Inside is a different scene. A complicated maze of pipes sloshes with gin in its early stages, carrying what will eventually become a smooth liquor from the mash tun (a big pot where wheat, water and yeast combine) to the copper still, a $200,000 piece of equipment that looks as if it could take off for the moon. There, harsh chemicals are stripped from the liquid, which is infused with juniper berries, citrus peels, sage leaves and fresh rosemary. Then it rests.

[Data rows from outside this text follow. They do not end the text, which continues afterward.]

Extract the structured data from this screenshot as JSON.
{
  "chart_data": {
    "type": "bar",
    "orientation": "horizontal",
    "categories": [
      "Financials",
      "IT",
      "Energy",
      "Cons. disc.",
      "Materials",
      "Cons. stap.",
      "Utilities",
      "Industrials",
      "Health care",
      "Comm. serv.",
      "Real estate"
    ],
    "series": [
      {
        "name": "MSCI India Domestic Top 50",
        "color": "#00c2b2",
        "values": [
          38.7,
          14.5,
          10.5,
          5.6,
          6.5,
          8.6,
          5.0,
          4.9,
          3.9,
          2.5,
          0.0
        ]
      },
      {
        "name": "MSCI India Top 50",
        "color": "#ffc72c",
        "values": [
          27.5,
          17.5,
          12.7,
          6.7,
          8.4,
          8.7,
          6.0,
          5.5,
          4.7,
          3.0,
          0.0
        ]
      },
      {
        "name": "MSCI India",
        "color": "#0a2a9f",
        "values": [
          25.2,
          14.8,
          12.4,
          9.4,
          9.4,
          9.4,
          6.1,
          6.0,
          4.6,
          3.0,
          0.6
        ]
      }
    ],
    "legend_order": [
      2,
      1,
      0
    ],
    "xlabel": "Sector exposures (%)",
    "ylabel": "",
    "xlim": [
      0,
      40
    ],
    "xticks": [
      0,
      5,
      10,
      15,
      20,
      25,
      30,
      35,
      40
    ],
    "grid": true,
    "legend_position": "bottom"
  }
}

"Gin is like chili. It's better a few days after you make it," Michael Lowe says. "We let it sit for two weeks before we bottle it so the herbs and spices open up."

 


George Cassiday. Photo via Library of Congress

 

The name for the spirit, Green Hat Gin, is a tip of the, er, hat to a notorious D.C.-based bootlegger, George Cassiday, who was known to wear an emerald fedora. During Prohibition, Cassiday operated an undercover distribution center in the House Office Building, where the majority of his clients were based.

When authorities discovered his operation in 1925, he simply moved the enterprise to the Senate Office Building. It's nice having friends in high places.

"Cassiday's son lives in Fairfax, and he has a couple of kids," Lowe says. "Even if legally we're entitled to name it Green Hat Gin, we wanted the family to be happy we were doing it. But they were all delighted we were honoring their grandpa's criminal career."